The photos had become so popular—and effective—every month Harper shot a new set of hot heroes with homeless animals for Shay’s blog, and the Cuties with Booties calendar was in its third year.
“Getting the guys to volunteer for a good cause with their shirts off is one thing, but posing in underwear?”
“Well, when Adam comes home tonight, make sure you’re serving dinner in nothing but those heels and Honeysuckle. Then when he’s ready to play find the jacket, ask him if he’d be willing to do a little modeling of his own. In our underwear.”
Harper looked around at the crowd of ladies who were feigning interest in the new flowers Harper had planted in the window boxes, and lowered her voice. “You only want Adam to model. In skivvies?” Harper could almost see the amused look on Adam’s face when she asked him.
Then her heart sank at the implications and gave a familiar twinge at the idea that she wasn’t sexy enough, her star bright enough, her ideas alluring enough. The sad truth was Chantel thought that Harper, on her own, wasn’t enough. And that made her replaceable.
A role she was tired of being cast in.
Mistaking her irritation for concern, Chantel added, “Nothing formal, just a few shots of your guy in Swagger to use in a mock campaign for social media or a sample catalog layout. Something Boulder Holder could use to promote our line. Oh, can you capture that same rugged, everyday-hero feel like in the calendar, so I could show it to the marketing team?”
The correct answer was no.
No, Adam was not her guy. No, she wouldn’t boost his ego by shooting him in his briefs. And no, she definitely did not get a secret thrill at the idea of someone mistaking Adam as her boyfriend.
Unfortunately, there were two things more important than thrills and ego that Harper could never say no to. Ever.
Her grandmother. And a noble cause.
That this was her grandmother’s noble cause was the only reason Harper leaned in and whispered, “As long as it’s informal, I don’t think Adam would have a problem.”
After all, he had offered to help.
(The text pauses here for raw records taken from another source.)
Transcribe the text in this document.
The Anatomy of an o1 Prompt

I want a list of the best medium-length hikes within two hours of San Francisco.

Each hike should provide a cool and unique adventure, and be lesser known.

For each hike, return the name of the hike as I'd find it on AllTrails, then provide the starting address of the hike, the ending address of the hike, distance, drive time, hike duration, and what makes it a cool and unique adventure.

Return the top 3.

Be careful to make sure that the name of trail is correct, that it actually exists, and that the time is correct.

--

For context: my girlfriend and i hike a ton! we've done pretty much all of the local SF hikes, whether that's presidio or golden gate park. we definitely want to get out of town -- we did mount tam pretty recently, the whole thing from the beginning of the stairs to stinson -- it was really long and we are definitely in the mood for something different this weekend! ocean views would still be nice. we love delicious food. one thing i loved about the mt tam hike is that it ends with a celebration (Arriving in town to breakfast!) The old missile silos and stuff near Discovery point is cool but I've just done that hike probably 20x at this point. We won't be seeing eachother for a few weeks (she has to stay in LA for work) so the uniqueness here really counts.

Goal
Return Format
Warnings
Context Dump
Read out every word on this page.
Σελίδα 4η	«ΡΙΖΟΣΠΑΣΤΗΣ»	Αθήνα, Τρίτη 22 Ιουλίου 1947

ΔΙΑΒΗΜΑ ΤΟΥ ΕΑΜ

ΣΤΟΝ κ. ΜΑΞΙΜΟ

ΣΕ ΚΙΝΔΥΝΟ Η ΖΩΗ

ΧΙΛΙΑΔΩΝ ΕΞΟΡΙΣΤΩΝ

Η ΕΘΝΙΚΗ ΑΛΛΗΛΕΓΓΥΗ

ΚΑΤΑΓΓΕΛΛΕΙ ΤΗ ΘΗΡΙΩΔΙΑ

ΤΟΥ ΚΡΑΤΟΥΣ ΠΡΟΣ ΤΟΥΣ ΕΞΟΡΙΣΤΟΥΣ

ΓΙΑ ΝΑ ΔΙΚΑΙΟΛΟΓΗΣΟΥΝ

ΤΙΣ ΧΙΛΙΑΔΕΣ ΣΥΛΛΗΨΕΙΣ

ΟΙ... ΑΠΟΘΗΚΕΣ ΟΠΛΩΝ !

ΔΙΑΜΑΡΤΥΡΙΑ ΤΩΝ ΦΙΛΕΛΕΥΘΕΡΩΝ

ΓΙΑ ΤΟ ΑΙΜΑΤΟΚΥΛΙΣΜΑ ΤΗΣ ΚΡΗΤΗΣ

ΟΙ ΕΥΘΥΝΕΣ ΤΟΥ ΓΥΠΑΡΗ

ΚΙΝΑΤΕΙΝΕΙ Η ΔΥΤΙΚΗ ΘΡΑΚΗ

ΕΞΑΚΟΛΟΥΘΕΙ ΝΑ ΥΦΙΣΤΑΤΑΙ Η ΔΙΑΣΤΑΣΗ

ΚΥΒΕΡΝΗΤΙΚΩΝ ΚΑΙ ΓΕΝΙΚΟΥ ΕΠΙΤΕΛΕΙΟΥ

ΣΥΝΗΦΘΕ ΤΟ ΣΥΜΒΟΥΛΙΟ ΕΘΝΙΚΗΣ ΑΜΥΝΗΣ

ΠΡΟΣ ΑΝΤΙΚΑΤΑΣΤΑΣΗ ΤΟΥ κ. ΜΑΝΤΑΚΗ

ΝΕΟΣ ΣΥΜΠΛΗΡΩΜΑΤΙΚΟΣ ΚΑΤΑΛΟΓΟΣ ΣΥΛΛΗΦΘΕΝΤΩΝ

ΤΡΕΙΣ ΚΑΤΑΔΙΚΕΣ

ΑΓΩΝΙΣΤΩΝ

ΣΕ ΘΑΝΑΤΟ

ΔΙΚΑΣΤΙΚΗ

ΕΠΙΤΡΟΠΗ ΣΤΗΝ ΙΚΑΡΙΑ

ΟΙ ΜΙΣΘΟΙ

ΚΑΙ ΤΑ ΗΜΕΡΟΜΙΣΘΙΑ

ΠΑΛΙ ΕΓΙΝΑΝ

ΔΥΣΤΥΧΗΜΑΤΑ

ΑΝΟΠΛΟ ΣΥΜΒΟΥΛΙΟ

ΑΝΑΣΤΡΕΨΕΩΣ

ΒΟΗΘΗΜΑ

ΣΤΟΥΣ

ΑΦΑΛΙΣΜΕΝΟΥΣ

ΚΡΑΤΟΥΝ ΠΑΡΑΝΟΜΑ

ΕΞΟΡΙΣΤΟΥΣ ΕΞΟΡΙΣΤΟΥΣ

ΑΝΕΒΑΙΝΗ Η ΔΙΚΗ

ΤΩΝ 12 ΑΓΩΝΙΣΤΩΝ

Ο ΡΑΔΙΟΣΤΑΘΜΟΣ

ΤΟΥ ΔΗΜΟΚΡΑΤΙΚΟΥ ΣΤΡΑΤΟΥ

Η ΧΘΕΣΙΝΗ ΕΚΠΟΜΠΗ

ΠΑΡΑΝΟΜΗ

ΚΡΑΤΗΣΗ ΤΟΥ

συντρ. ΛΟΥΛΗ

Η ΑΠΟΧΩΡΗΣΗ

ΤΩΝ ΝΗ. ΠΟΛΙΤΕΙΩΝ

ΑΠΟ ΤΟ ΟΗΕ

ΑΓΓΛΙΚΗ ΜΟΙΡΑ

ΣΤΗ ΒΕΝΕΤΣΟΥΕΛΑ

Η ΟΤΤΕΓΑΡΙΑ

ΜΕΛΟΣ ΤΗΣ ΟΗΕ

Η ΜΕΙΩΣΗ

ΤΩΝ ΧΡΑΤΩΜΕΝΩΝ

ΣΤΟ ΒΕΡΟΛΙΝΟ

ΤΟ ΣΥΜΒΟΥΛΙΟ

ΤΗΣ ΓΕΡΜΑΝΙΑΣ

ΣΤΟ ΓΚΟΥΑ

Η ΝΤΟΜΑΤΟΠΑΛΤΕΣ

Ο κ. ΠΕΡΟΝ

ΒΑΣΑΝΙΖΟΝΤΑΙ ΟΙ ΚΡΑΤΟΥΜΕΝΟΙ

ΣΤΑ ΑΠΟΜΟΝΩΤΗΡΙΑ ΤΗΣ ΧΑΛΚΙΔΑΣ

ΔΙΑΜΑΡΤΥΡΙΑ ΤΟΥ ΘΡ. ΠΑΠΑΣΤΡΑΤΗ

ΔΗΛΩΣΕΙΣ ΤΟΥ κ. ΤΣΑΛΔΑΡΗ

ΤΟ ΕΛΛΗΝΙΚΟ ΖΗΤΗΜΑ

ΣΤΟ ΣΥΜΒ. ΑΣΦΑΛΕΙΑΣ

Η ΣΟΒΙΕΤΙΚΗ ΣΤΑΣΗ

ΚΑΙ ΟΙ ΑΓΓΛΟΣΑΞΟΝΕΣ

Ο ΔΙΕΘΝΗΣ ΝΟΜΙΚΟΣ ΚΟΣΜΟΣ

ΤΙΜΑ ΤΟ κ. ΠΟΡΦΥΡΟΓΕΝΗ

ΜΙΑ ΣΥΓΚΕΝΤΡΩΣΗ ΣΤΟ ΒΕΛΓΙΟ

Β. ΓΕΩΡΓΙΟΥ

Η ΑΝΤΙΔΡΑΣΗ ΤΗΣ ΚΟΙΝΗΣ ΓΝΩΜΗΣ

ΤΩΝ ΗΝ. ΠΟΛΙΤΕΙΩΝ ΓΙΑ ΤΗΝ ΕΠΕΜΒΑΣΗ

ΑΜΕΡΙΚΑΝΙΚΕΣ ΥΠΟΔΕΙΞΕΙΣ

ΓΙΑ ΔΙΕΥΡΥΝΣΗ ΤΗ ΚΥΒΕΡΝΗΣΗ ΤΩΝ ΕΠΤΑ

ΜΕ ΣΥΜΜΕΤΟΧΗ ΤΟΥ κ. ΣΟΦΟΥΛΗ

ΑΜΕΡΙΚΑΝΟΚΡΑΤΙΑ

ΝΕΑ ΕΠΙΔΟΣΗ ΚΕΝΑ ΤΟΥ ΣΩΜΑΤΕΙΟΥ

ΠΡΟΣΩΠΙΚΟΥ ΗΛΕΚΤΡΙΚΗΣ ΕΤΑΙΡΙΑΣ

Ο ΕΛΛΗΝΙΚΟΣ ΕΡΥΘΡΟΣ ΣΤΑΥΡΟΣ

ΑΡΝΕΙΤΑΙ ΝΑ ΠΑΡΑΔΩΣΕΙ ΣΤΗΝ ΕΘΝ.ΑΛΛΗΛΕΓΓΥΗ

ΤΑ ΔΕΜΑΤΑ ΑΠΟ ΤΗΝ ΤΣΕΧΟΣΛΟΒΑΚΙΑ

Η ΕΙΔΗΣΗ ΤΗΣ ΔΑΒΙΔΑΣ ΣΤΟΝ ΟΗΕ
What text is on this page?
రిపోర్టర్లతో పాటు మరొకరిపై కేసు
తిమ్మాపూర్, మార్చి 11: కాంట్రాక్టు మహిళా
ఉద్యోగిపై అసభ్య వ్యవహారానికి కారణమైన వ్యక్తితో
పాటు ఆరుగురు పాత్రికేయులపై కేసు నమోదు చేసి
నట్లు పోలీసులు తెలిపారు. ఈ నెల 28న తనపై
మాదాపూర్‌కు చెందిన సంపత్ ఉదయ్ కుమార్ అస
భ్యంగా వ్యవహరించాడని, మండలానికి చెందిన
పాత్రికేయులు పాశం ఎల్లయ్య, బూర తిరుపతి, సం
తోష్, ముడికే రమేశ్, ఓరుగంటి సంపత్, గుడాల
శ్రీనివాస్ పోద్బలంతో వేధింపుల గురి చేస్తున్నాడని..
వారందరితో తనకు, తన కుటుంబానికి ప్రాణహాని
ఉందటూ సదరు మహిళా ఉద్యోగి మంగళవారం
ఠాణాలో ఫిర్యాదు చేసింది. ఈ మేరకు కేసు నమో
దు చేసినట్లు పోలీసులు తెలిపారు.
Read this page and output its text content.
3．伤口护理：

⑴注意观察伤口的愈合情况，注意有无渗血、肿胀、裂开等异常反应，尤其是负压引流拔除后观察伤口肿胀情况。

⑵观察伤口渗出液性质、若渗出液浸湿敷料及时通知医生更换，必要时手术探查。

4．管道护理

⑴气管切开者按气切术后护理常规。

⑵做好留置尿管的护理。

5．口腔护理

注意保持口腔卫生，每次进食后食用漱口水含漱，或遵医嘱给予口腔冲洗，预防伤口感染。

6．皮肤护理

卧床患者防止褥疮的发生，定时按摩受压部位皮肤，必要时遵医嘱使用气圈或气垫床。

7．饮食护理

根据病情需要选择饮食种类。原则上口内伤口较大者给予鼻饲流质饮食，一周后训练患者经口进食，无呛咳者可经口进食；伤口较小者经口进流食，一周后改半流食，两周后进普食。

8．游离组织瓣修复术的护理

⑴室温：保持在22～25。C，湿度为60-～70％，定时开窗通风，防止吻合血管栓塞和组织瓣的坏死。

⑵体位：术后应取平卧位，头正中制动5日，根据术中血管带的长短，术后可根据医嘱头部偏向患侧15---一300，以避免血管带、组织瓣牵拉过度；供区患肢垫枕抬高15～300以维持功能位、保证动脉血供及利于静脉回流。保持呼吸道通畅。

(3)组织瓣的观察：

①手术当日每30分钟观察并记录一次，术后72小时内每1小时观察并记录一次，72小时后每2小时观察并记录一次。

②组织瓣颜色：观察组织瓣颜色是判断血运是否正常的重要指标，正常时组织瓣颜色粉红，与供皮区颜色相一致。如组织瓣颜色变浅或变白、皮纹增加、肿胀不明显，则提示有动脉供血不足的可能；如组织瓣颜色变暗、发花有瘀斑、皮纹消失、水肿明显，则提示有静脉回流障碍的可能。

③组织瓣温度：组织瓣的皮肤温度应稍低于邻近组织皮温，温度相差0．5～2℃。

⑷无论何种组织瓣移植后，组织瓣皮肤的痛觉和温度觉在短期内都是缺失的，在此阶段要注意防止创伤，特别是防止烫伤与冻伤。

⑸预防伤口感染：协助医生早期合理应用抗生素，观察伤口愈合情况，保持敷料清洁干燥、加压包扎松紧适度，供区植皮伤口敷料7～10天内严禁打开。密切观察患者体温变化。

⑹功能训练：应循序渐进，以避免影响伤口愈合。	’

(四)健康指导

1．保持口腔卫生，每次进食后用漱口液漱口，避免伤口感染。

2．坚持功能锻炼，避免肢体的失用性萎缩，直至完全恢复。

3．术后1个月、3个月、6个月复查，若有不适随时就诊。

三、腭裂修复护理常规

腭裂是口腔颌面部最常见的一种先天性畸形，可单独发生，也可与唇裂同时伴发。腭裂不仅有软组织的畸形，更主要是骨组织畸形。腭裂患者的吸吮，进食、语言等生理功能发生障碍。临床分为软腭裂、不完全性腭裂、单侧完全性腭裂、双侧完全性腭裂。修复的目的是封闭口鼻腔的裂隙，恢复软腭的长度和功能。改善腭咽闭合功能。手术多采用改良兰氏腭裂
Right after he’d stolen her spotlight.
“Beat the Heat Festival?” Adam asked, his right eye twitching as he looked down at the list of responsibilities that were outlined in the binder—a three-inch binder filled with color-coded tabs, approved vendors, and a phone tree like it was created before the invention of the Internet and e-mail. “No way. I’m a firefighter, not an event planner.”
“Have you seen the dent?” Captain Roman Brady sat back in his chair, his feet plopped up on the desk, one ankle crossed over the other, looking for all the world as though this wasn’t a big deal. “When Lowen found out it was from a bunch of tampons, he about shit a brick. So when his recommendation was something other than firing you, I agreed. You should be thanking me.”